Some natives are quietly working to change the law and permit them to guide non-native trophy hunts for polar bears as a way to bring income into villages. State and federal authorities in Alaska have indicated support for this idea as a way to gain overall management control of polar bears. Other natives, however, vigorously oppose the idea. They fear such a move ultimately could compromise public support for native subsistence hunting, fishing and whaling rights.
Of more immediate concern to the future of the bear are the policies of Russia. In the 1950s, the Soviet Union pioneered protection for polar bears, allowing no hunting at all. An estimated 60% of the bears that range into Alaska also wander across Russia, and U.S. officials say they have been notified that the Russians intend to resume trophy hunting of bears to bring in tourist dollars.
Here in Barrow, darkness has fallen.

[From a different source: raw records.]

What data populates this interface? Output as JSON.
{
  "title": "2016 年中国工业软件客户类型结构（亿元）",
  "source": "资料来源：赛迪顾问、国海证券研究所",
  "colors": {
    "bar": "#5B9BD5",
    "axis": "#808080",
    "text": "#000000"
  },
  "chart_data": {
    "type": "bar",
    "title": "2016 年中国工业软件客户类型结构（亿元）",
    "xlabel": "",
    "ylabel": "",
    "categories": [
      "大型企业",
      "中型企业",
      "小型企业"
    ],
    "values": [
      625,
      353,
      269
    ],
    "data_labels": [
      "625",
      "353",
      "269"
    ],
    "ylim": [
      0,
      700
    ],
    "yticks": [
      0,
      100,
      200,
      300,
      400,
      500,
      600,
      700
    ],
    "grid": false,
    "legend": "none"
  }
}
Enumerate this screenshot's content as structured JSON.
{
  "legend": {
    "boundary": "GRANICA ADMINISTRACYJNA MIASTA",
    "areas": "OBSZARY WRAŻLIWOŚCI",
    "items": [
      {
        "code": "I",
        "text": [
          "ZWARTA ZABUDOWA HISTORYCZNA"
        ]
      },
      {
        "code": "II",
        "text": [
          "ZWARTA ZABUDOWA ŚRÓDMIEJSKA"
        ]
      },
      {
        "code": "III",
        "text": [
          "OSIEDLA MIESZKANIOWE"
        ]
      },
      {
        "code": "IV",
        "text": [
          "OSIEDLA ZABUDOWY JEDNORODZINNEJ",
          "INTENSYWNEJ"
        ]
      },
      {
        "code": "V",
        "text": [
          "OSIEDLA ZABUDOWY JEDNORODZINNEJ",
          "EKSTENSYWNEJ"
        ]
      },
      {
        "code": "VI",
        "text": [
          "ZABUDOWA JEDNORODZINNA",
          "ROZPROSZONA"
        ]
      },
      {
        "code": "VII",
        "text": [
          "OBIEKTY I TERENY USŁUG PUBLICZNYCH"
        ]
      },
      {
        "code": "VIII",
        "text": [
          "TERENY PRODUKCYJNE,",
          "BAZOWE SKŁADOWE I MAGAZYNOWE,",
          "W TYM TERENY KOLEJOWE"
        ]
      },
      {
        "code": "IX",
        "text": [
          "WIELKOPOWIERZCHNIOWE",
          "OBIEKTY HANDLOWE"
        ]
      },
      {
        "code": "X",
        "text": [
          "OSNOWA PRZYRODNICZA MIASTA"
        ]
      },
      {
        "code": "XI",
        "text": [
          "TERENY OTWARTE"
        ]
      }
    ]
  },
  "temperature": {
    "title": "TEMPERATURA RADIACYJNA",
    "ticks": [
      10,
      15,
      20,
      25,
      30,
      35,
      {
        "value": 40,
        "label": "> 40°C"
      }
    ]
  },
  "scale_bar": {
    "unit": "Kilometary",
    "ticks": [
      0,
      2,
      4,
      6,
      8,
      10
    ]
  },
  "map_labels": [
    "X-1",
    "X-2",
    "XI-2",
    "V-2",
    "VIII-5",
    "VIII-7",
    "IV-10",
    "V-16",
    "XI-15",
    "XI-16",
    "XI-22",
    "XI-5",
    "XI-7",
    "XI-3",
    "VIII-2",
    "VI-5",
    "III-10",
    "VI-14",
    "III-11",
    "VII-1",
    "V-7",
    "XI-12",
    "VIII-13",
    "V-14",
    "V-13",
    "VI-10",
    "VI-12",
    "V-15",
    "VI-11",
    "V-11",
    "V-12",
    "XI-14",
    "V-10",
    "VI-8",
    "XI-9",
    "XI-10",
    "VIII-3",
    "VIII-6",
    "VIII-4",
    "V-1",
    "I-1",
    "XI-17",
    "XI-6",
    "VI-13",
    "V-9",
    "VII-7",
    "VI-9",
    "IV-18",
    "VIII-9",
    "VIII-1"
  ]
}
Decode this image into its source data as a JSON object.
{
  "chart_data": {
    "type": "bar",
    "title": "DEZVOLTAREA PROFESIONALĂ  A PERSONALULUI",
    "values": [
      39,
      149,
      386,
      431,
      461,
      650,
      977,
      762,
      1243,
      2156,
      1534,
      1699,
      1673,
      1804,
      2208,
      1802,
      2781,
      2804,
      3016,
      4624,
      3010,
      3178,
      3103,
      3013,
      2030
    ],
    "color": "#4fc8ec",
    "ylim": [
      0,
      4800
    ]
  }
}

Benny Akootchook assumes the night shift of the Wildlife Department’s polar bear patrol.
His is the Arctic of the storybooks--an electric green aurora of Northern Lights flares horizon-to-horizon across sky shot with stars, and the strange luminescence flickers off the ice and snow.
South of town, on the edge of the Arctic Ocean, where fantastic blocks of ice could easily hide a bear, or a hundred bears, Akootchook stops the pickup and steps out.
Akootchook unexpectedly whoops and whistles. This is not official polar bear patrol policy, but a burst of felicity from a man expressing innocent fondness for his distant place in the world. “Ha Ha. No polar bears. When I am out, the polar bears go away. I cause them no problems, they give me a break. Ha ha. Too bad there are no trees here, eh?, to make some scenery for us. . . . Let’s go. We’ll keep those polar bears away.”